One of the first real fights my husband and I had while we were dating was about being a stay at home mom. My husband told me he really wanted to be able to provide his future wife with the ability to stay home with their kids. I went all women’s lib on him and gave him my two cents on my career and my desire to want it all. In my memory, I see myself standing on my couch with one foot hoisted on top and arm pointing in the direction of the future like Washington in the boat on the Delaware. I’m not sure if it’s accurate but in my mind that’s how I felt and looked. 

Now granted my ‘career’ at that time was working at a non profit that I didn’t care for and I was in the biggest state of limbo of my life. I had just left the world of academia and I was still reeling. That sofa I gave my impassioned speech on? It was a ratty hand me down from a friend, my table was a collapsible card table, and I may have been sleeping on an air mattress which I hid from my future husband as long as I could.  I was not in a pinnacle of any kind of career. 

I likened my departure from academia to a divorce: I had devoted everything to my graduate work. I literally sold all my belongings before I began. The decision to leave was heartbreaking. I realized during my doctoral work that I just wasn’t willing to keep giving up everything for my career. No control over where I worked, no time to do anything but research and practice theatre. A dream of a girl in her early twenties became a nightmare of a woman nearing her thirties. As I watched my friends get married, have babies, and face the mortality of their parents, I felt adrift and alone. When I met my husband, I was a recovering academic and it was so ingrained in me to fight for my career that I didn’t even see the irony that I was fighting for a career I didn’t have and didn’t like.

Now I am a stay-at-home-mom, a SAHM, an acronym I never imagined for myself. And don’t get me wrong, I love being with my girls. And I don’t mind being at home. Before I had my first daughter, I was working from home as a freelance writer and I had this naive idea that I could somehow maintain my level of pitching and writing while tending to a baby. To be fair, I did manage to write a cookbook with my first daughter at home. She tested recipes with me and I got a sitter when I had to write. We made it work. With the birth of my second daughter, I struggled to find the time for anything let alone writing, but as you know if you read my blog, it didn’t happen much. 

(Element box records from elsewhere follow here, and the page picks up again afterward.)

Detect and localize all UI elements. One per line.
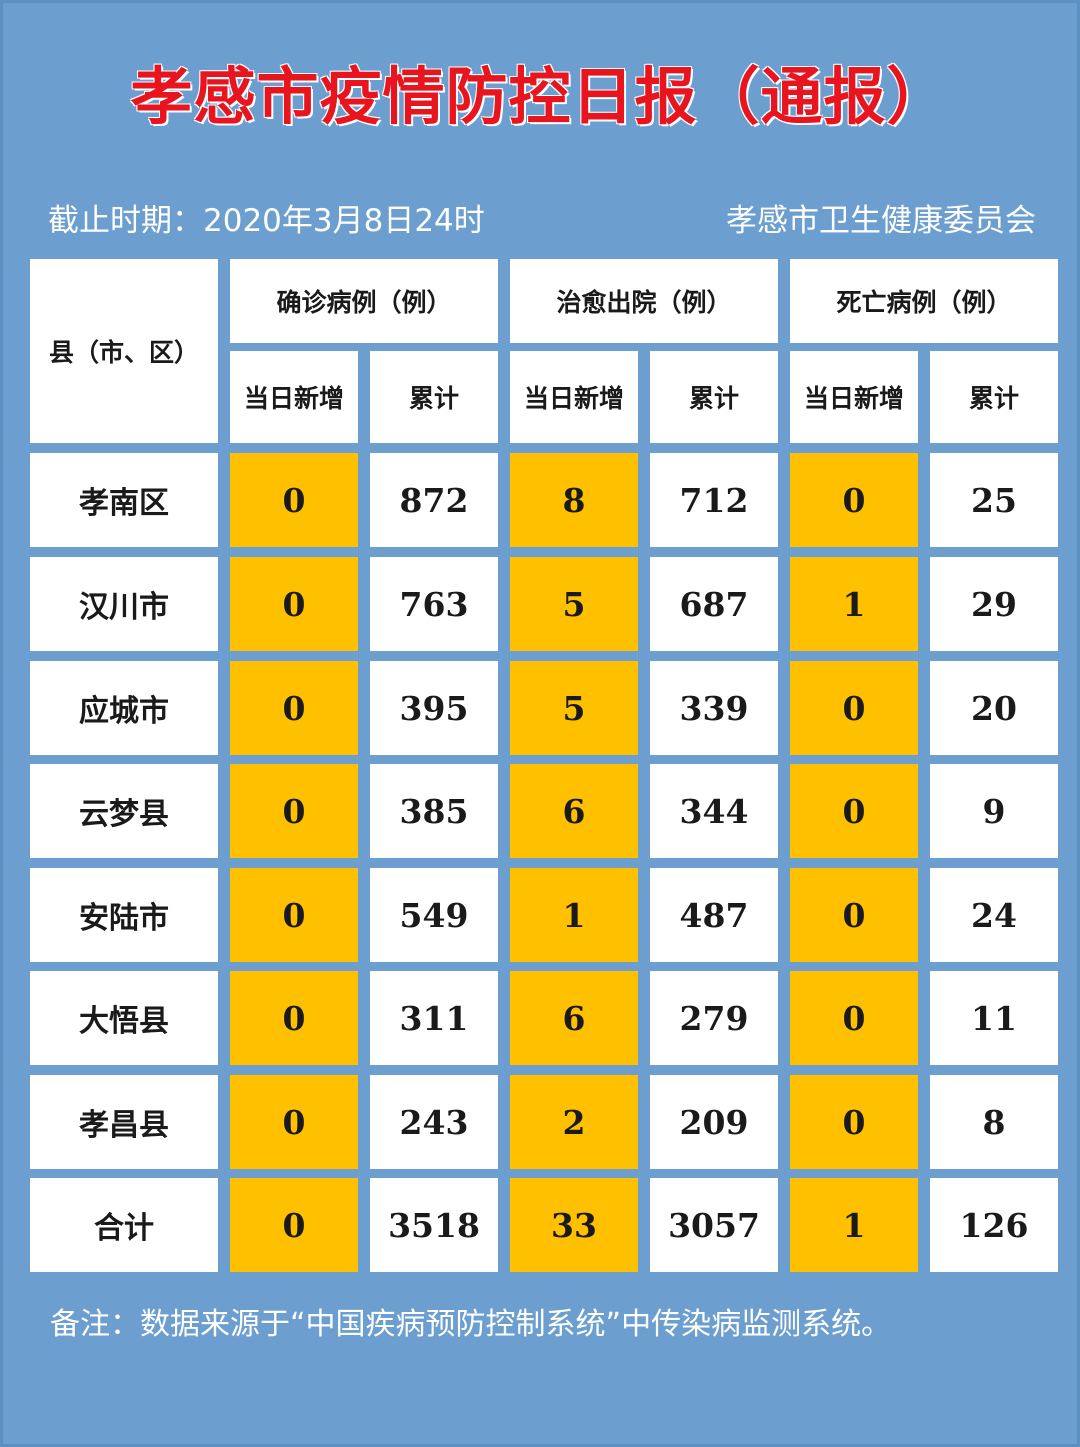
confirmed-new-cell: 0 [230, 868, 358, 962]
subheader-confirmed-total: 累计 [370, 351, 498, 443]
confirmed-total-cell: 549 [370, 868, 498, 962]
confirmed-total-cell: 385 [370, 764, 498, 858]
recovered-total-cell: 339 [650, 661, 778, 755]
confirmed-total-cell: 311 [370, 971, 498, 1065]
deaths-new-cell: 0 [790, 453, 918, 547]
confirmed-total-cell: 243 [370, 1075, 498, 1169]
confirmed-new-cell: 0 [230, 557, 358, 651]
recovered-new-cell: 8 [510, 453, 638, 547]
report-title: 孝感市疫情防控日报（通报） [130, 60, 950, 133]
row-name: 汉川市 [30, 557, 218, 651]
row-name: 孝昌县 [30, 1075, 218, 1169]
deaths-new-cell: 0 [790, 661, 918, 755]
group-header-confirmed: 确诊病例（例） [230, 259, 498, 343]
recovered-total-cell: 3057 [650, 1178, 778, 1272]
recovered-total-cell: 279 [650, 971, 778, 1065]
recovered-new-cell: 6 [510, 764, 638, 858]
subheader-deaths-new: 当日新增 [790, 351, 918, 443]
deaths-total-cell: 11 [930, 971, 1058, 1065]
deaths-total-cell: 20 [930, 661, 1058, 755]
deaths-new-cell: 1 [790, 1178, 918, 1272]
deaths-new-cell: 0 [790, 868, 918, 962]
subheader-confirmed-new: 当日新增 [230, 351, 358, 443]
deaths-new-cell: 0 [790, 1075, 918, 1169]
recovered-total-cell: 209 [650, 1075, 778, 1169]
cutoff-time: 截止时期：2020年3月8日24时 [48, 203, 485, 239]
recovered-new-cell: 33 [510, 1178, 638, 1272]
group-header-deaths: 死亡病例（例） [790, 259, 1058, 343]
confirmed-total-cell: 763 [370, 557, 498, 651]
row-name: 应城市 [30, 661, 218, 755]
deaths-total-cell: 25 [930, 453, 1058, 547]
subheader-recovered-total: 累计 [650, 351, 778, 443]
subheader-deaths-total: 累计 [930, 351, 1058, 443]
row-name: 孝南区 [30, 453, 218, 547]
deaths-new-cell: 0 [790, 971, 918, 1065]
recovered-total-cell: 344 [650, 764, 778, 858]
row-name: 合计 [30, 1178, 218, 1272]
subheader-recovered-new: 当日新增 [510, 351, 638, 443]
confirmed-new-cell: 0 [230, 453, 358, 547]
recovered-new-cell: 5 [510, 661, 638, 755]
deaths-new-cell: 1 [790, 557, 918, 651]
deaths-total-cell: 24 [930, 868, 1058, 962]
confirmed-new-cell: 0 [230, 1178, 358, 1272]
group-header-recovered: 治愈出院（例） [510, 259, 778, 343]
publisher: 孝感市卫生健康委员会 [726, 203, 1036, 239]
recovered-total-cell: 687 [650, 557, 778, 651]
recovered-new-cell: 5 [510, 557, 638, 651]
confirmed-new-cell: 0 [230, 661, 358, 755]
deaths-total-cell: 126 [930, 1178, 1058, 1272]
deaths-total-cell: 9 [930, 764, 1058, 858]
confirmed-total-cell: 3518 [370, 1178, 498, 1272]
recovered-total-cell: 712 [650, 453, 778, 547]
deaths-new-cell: 0 [790, 764, 918, 858]
deaths-total-cell: 8 [930, 1075, 1058, 1169]
recovered-total-cell: 487 [650, 868, 778, 962]
row-name: 安陆市 [30, 868, 218, 962]
confirmed-new-cell: 0 [230, 971, 358, 1065]
confirmed-total-cell: 872 [370, 453, 498, 547]
footnote: 备注：数据来源于“中国疾病预防控制系统”中传染病监测系统。 [50, 1307, 892, 1342]
deaths-total-cell: 29 [930, 557, 1058, 651]
region-header: 县（市、区） [30, 259, 218, 443]
recovered-new-cell: 6 [510, 971, 638, 1065]
confirmed-new-cell: 0 [230, 1075, 358, 1169]
recovered-new-cell: 1 [510, 868, 638, 962]
row-name: 大悟县 [30, 971, 218, 1065]
confirmed-total-cell: 395 [370, 661, 498, 755]
recovered-new-cell: 2 [510, 1075, 638, 1169]
confirmed-new-cell: 0 [230, 764, 358, 858]
row-name: 云梦县 [30, 764, 218, 858]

So I am a stay-at-home-mom, and that’s fine. Where I really struggle is everything that comes with being a SAHM: the housework, the cooking, the cleaning, the drudgery of the routine. There are some who relish on being a homemaker and I am not one of them. After having my first daughter, I was approached to join a Domestic Goddess club where we would meet to discuss cleaning techniques and crafts and I laughed out loud because I thought it was a joke. 

There are times that I feel like a lost kid dying to ask people: How do you do it? How do you get the laundry done? How do you find time to match socks? Do you have a system? Does it work? Do I really need to flip my mattresses? Should I be cleaning my screens? How do I get my clothes to not smell when I forget to move my clothes to the dryer? How do you remember to move the clothes? Where do you hide your clean laundry that’s not folded? Or the dishes when you don’t have time to unload the dishwasher? I hid mine in the oven, but I am always afraid I’m going to accidentally turn it on….

I am constantly trying to find my groove as a homemaker. And what does that even mean? Do you make a home by keeping it neat or make a home by creating a space where people are welcome and loved? And when you have small children, is it even possible to do both?

As it stands, I do best when I compartmentalize. Mondays are my cooking days where I prep stuff for the week (or at least the next night). Tuesdays I try to get a handle on laundry meaning sorting, doing, and beginning the daunting project of folding and putting it all away. Easy meals for Wednesday and Thursday, though given my latest FODMAP issues, I don’t get many shortcuts. Friday for whatever the heck I can pull together at the end of the week. Weekend is when my husband and I try to catch up on whatever fell apart during the week and prepare for what is to come. And as for cleaning? I prefer to hide and conquer. And please don’t turn my oven on without asking. 

For the end of this post, I want to give you some hope. Because, quite frankly, I felt like this was a downer post. So this is a song that reminds me of being a SAHM minus the pirate swashbuckling stuff. Brought to you via My Little Pony. And PS, I want a first mate named Mullet please. 


I know the world can getcha down
Things don’t work out quite the way that you thought
Feeling like all your best days are done
Your fears and doubts are all you’ve got

But there’s a light, shining deep inside
Beneath those fears and doubts so just squash ’em
And let it shine for all the world to see
That it is time, yeah, time to be awesome!

Ah, ah, ah, ah – awesome!
It’s time to be so awesome!
Ah, ah, ah, ah – awesome!
It’s time to be so awesome!

You’ve no idea how hard it’s been
This dull routine we’ve been forced to do

Don’t let them rob you of who you are
Be awesome, it’s all up to you

I feel the light, stirring deep inside
It’s like a tale still yet to be told

Scallywags, go be awesome today.
And if you have a secret sauce recipe for how to get laundry done and you know, ‘make a home,’ tell me all about it. Because, frankly I have no idea what I’m doing. Ever.